Die Musik verebbt, Lichter werden gedimmt. Ich sehe nur noch Schemen. Neugierig gehen wir zurück zur Holzbalustrade. Die Fläche der Eingangshalle unter uns wurde geräumt. Was bleibt, ist ein einzelner Lichtkegel, an dessen Rande ein Mann mit einem Cello auf einem Hocker sitzt. Der Mann beginnt zu spielen. Eine tiefe Melodie erfüllt die Halle. Anna klatscht begeistert in die Hände. Für einige Sekunden blicke ich gebannt auf den im Halbschatten spielenden Musiker. Mit einem Mal mischen sich leichte elektronische Klänge in die Melodie. Ich bin verdutzt. Obwohl Cello und Beats nach meinem Empfinden nicht passen sollten, fügen sie sich harmonisch ineinander. Noch ehe ich darüber nachdenken kann, warum der Lichtkegel nicht auf den Künstler gerichtet ist, springt mit der Grazie einer Ballerina eine zierliche Frau hinein. Nach wenigen Sekunden wird klar: Sie ist eine Ballerina. Und eine professionelle obendrein. Die Saitenklänge, der elektronische Beat und das rhythmisch perfekt abgestimmte Tanzen halten den Saal in Atem. Alle Gäste blicken gebannt auf die Performance. Sowie die Musik verebbt klatschen alle begeistert und bestürmen die Künstler. Wie ich später von Anna erfahre, war die Inszenierung spontan abgestimmt worden. Die Künstler waren sich vorher nie begegnet. Mir rutscht die Kinnlade bei diesen Worten herunter.
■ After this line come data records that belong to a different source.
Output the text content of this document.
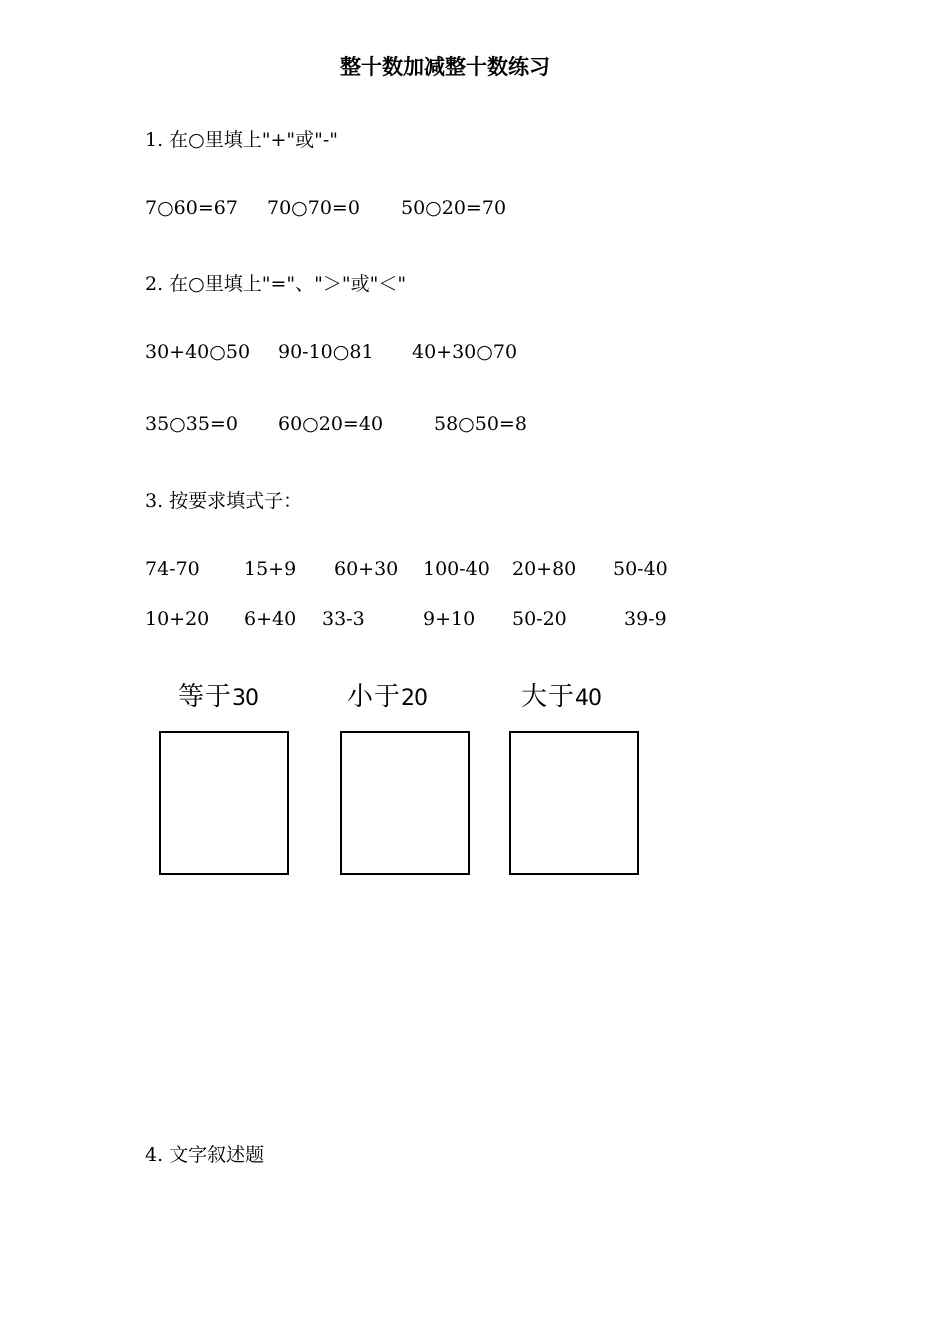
整十数加减整十数练习
1. 在○里填上"+"或"-"
7○60=67 70○70=0 50○20=70
2. 在○里填上"="、"＞"或"＜"
30+40○50 90-10○81 40+30○70
35○35=0 60○20=40	58○50=8
3. 按要求填式子：
74-70 15+9 60+30 100-40 20+80 50-40
10+20 6+40 33-3	9+10 50-20	39-9
等于30	小于20	大于40
4. 文字叙述题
Durch eines der Fenster sehe ich mittlerweile das erste Grau der Morgendämmerung am Himmel. Anna, der harte Kern ihrer Freundesgruppe und ich sitzen noch immer an einem Tisch und unterhalten uns angeregt bei Wein und Soju. Kunst als Gesprächsthema ist nicht gerade meine Expertise, dafür kann ich mit meiner Begeisterung für Weltgeschichte punkten; was im intellektuellen Pingpong mit meinen Gesprächspartnern in eine grundphilosophische Debatte ausartet. Oft stockt der Gedankenfluss an meinem nicht ganz ausgereiften Englisch bzw. am kompletten Fehlen desselbigen bei meinen Gesprächspartnern, wofür Anna mit Übersetzungen einspringt. Wir haben dennoch eine lange und angeregte Unterhaltung.
Als uns schließlich die Worte ausgehen, steht einer der Gäste auf und verschwindet im ersten Obergeschoss. Kurze Zeit später erklingen wieder elektronische Beats. Diesmal eher… alternativ. Wie ich von Anna erfahre, ist es derselbe junge Mann, der an der Performance des Cellospielers und der Ballerina mitgewirkt hat. Mehrere von Annas Freunden – allen voran der Ausdruckskünstler im Tanktop – stehen auf und wiegen sich im Takt der Musik. Anna gesellt sich zu ihnen und winkt mir ihr zu folgen. Verschüchtert bleibe ich sitzen. Plötzlich zieht mich der Ausdruckskünstler am Arm von der Bank und auf die Tanzfläche. Auf Englisch erklärt er: „Just dance how you feel. No one is judging.“ Es wirkt wie ein Zauberspruch. Mein Körper entspannt und langsam wiege ich mich im Takt der elektronischen Klänge.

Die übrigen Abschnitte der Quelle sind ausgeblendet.